In the Galactic Census, idyllic Strellin is recorded as a Grade Three planet – its inhabitants possessing neither advanced technology, nor knowledge of other worlds. Accordingly, Strellin is protected: landings by off-worlders are strictly prohibited. Unless, of course, those off-worlders are officials of the Galactic Census itself, come to investigate the origin of a mysterious sub-space signal - a signal no native of Strellin should be able to send...
Breaking all local by-laws, the time-travelling Doctor and his companion L/Wren Mrs Constance Clarke (AWOL) have only just landed on Strellin, too. But they and the Census officials aren't the only off-worlders to have come here. Inside a nearby monastery, the monks of the reclusive Brotherhood of the Black Petal are guarding a strange and terrible secret. Something that might bring disaster not just to Strellin, but to every civilised world in the galaxy!

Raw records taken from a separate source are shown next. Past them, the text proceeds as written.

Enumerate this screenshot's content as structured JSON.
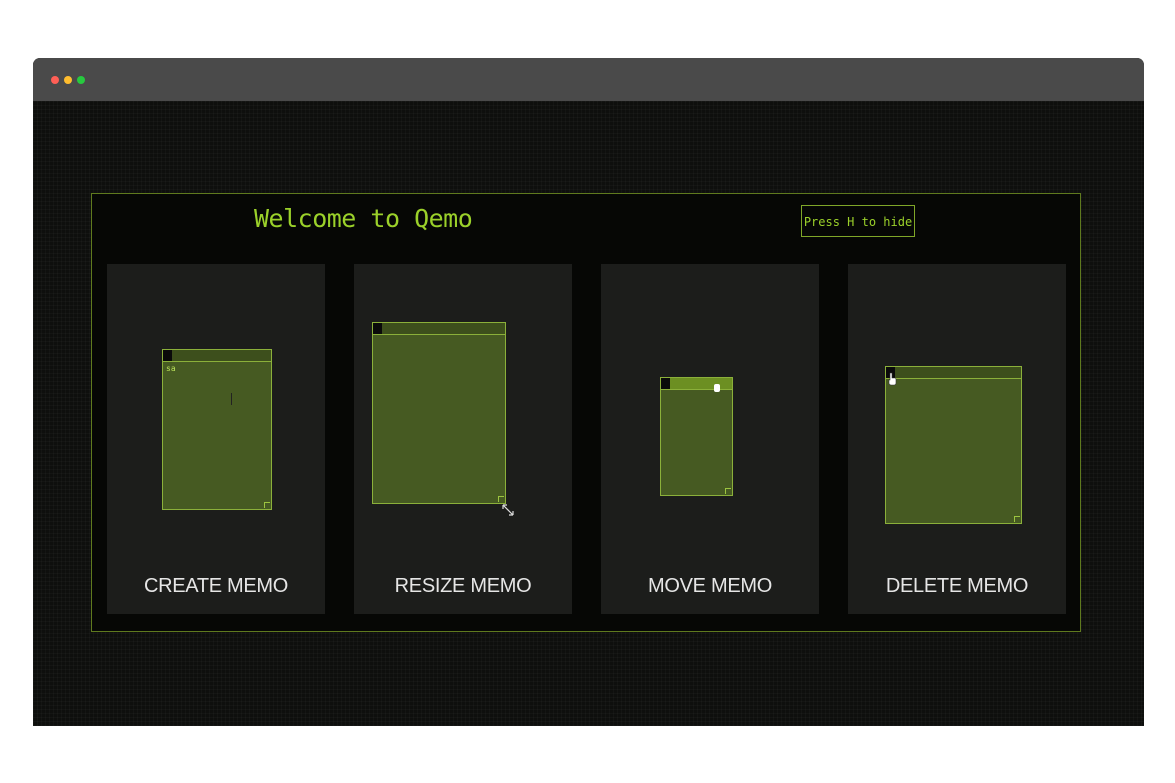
{
  "window": {
    "controls": [
      "close",
      "minimize",
      "maximize"
    ]
  },
  "app": {
    "welcome": "Welcome to Qemo",
    "hide_hint": "Press H to hide"
  },
  "cards": [
    {
      "label": "CREATE MEMO",
      "memo_text": "sa",
      "icon": "memo-create-demo"
    },
    {
      "label": "RESIZE MEMO",
      "icon": "memo-resize-demo"
    },
    {
      "label": "MOVE MEMO",
      "icon": "memo-move-demo"
    },
    {
      "label": "DELETE MEMO",
      "icon": "memo-delete-demo"
    }
  ],
  "colors": {
    "accent": "#9bd12a",
    "memo_fill": "#465a22",
    "memo_border": "#8bb03a",
    "panel_border": "#5f7a1e",
    "card_bg": "#1c1d1b"
  }
}
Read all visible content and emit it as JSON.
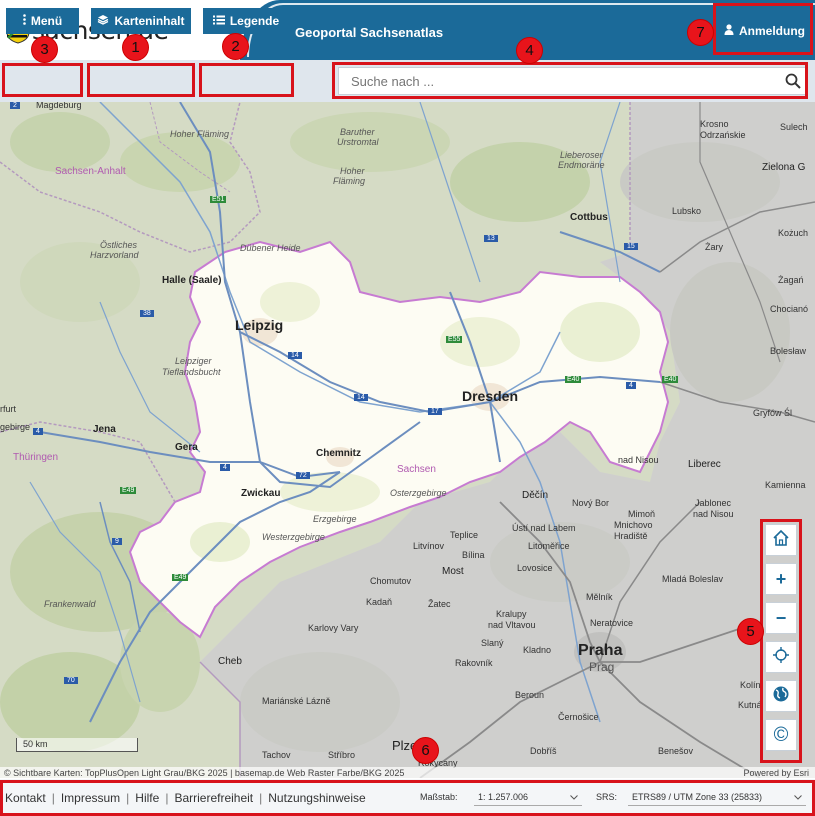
{
  "header": {
    "logo_text": "sachsen.de",
    "portal_title": "Geoportal Sachsenatlas",
    "login_label": "Anmeldung"
  },
  "toolbar": {
    "menu_label": "Menü",
    "content_label": "Karteninhalt",
    "legend_label": "Legende"
  },
  "search": {
    "placeholder": "Suche nach ..."
  },
  "markers": [
    "1",
    "2",
    "3",
    "4",
    "5",
    "6",
    "7"
  ],
  "map": {
    "labels": {
      "magdeburg": "Magdeburg",
      "hoher_flaming1": "Hoher Fläming",
      "baruther": "Baruther",
      "urstromtal": "Urstromtal",
      "krosno": "Krosno",
      "odrzańskie": "Odrzańskie",
      "sulech": "Sulech",
      "sachsen_anhalt": "Sachsen-Anhalt",
      "hoher_flaming2": "Hoher",
      "flaming2": "Fläming",
      "lieberoser": "Lieberoser",
      "endmorane": "Endmoräne",
      "zielona": "Zielona G",
      "lubsko": "Lubsko",
      "cottbus": "Cottbus",
      "ostliches": "Östliches",
      "harzvorland": "Harzvorland",
      "duebener": "Dübener Heide",
      "zary": "Żary",
      "kozuch": "Kożuch",
      "halle": "Halle (Saale)",
      "zagan": "Żagań",
      "leipzig": "Leipzig",
      "chocianow": "Chocianó",
      "leipziger": "Leipziger",
      "tieflandsbucht": "Tieflandsbucht",
      "boleslaw": "Bolesław",
      "dresden": "Dresden",
      "furt": "rfurt",
      "jena": "Jena",
      "gera": "Gera",
      "gryfow": "Gryfów Śl",
      "thueringen": "Thüringen",
      "chemnitz": "Chemnitz",
      "sachsen": "Sachsen",
      "osterzgebirge": "Osterzgebirge",
      "liberec": "Liberec",
      "zwickau": "Zwickau",
      "decin": "Děčín",
      "nad_nisou": "nad Nisou",
      "kamienna": "Kamienna",
      "erzgebirge": "Erzgebirge",
      "novy_bor": "Nový Bor",
      "jablonec": "Jablonec",
      "nad_nisou2": "nad Nisou",
      "westerz": "Westerzgebirge",
      "teplice": "Teplice",
      "usti": "Ústí nad Labem",
      "mimon": "Mimoň",
      "litvinov": "Litvínov",
      "bilina": "Bílina",
      "litomerice": "Litoměřice",
      "mnichovo": "Mnichovo",
      "hradiste": "Hradiště",
      "most": "Most",
      "lovosice": "Lovosice",
      "chomutov": "Chomutov",
      "mlada": "Mladá Boleslav",
      "frankenwald": "Frankenwald",
      "melnik": "Mělník",
      "zatec": "Žatec",
      "kralupy": "Kralupy",
      "nad_vltavou": "nad Vltavou",
      "neratovice": "Neratovice",
      "kadan": "Kadaň",
      "karlovy": "Karlovy Vary",
      "slany": "Slaný",
      "kladno": "Kladno",
      "praha": "Praha",
      "prag": "Prag",
      "cheb": "Cheb",
      "rakovnik": "Rakovník",
      "kolin": "Kolín",
      "marianske": "Mariánské Lázně",
      "beroun": "Beroun",
      "kutna": "Kutná",
      "cernosice": "Černošice",
      "tachov": "Tachov",
      "stribro": "Stříbro",
      "plzen": "Plzeň",
      "rokycany": "Rokycany",
      "dobris": "Dobříš",
      "benesov": "Benešov",
      "fichtel": "gebirge"
    },
    "roads": {
      "e51": "E51",
      "e55": "E55",
      "e40a": "E40",
      "e40b": "E40",
      "e49a": "E49",
      "e49b": "E49",
      "r14a": "14",
      "r14b": "14",
      "r17": "17",
      "r72": "72",
      "r4": "4",
      "r4b": "4",
      "r9": "9",
      "r38": "38",
      "r2": "2",
      "r13": "13",
      "r70": "70",
      "r15": "15",
      "r4c": "4"
    }
  },
  "map_controls": {
    "home": "home-icon",
    "zoom_in": "+",
    "zoom_out": "−",
    "locate": "locate-icon",
    "basemap": "globe-icon",
    "copyright": "©"
  },
  "scalebar": {
    "label": "50 km"
  },
  "attribution": {
    "text": "© Sichtbare Karten: TopPlusOpen Light Grau/BKG 2025 | basemap.de Web Raster Farbe/BKG 2025",
    "powered": "Powered by Esri"
  },
  "footer": {
    "links": [
      "Kontakt",
      "Impressum",
      "Hilfe",
      "Barrierefreiheit",
      "Nutzungshinweise"
    ],
    "scale_label": "Maßstab:",
    "scale_value": "1: 1.257.006",
    "srs_label": "SRS:",
    "srs_value": "ETRS89 / UTM Zone 33 (25833)"
  },
  "colors": {
    "brand_blue": "#1b6a99",
    "annotation_red": "#d8131b",
    "saxony_fill": "#fdfcf3",
    "border_purple": "#c77bd2"
  }
}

This first episode of Doctor Who: Order of the Daleks was available free with a code on the BBC's Doctor Who Facebook page in November 2016.
Recorded on: 13-14 April 2016
Recorded at: Moat Studios
The CGI designer responsible for the Dalek on the cover of this release, Chris Thompson, comments on the work:
"I take great enjoyment from the distinct styles of different cultures and I always thought it would be great fun to reinterpret various iconic sci-fi designs in the style of other cultures and eras.
For this reason, getting to do a stain glass Dalek (or Dalek Stainly as he/she is affectionately called) was particularly exciting. The brief from Jamie Anderson (the Director) was that it was constructed by the indigenous monks of an alien civilisation after the previous casings where destroyed.
I went around local churches for reference and looked at things such as iron gates, stained glass windows and cloisters for the shapes, my first designs somewhat deviated from the classic silhouette with added details such as crowns, a dome that came down like a samurai helmet, large ball rollers on the base etc.
Eventually we reigned it in to something more classic in style with a few gothic elements such as the neck piece and the claw holding the glass eye. No sink plungers on this planet so the arm became a claw and the weapon became a retractable spear.
We decided to lose the hemispheres on the skirt in favour of a stain glass design, in my head it depicts the various moons over the planet set against the seasons. There is also a second eye between the arms representing the mutant inside. There had to be a certain glass to iron ratio to make it look like it could support its own weight.
All in all I am very pleased how the design turned out and honoured to have featured on Simon Holub’s wonderful cover."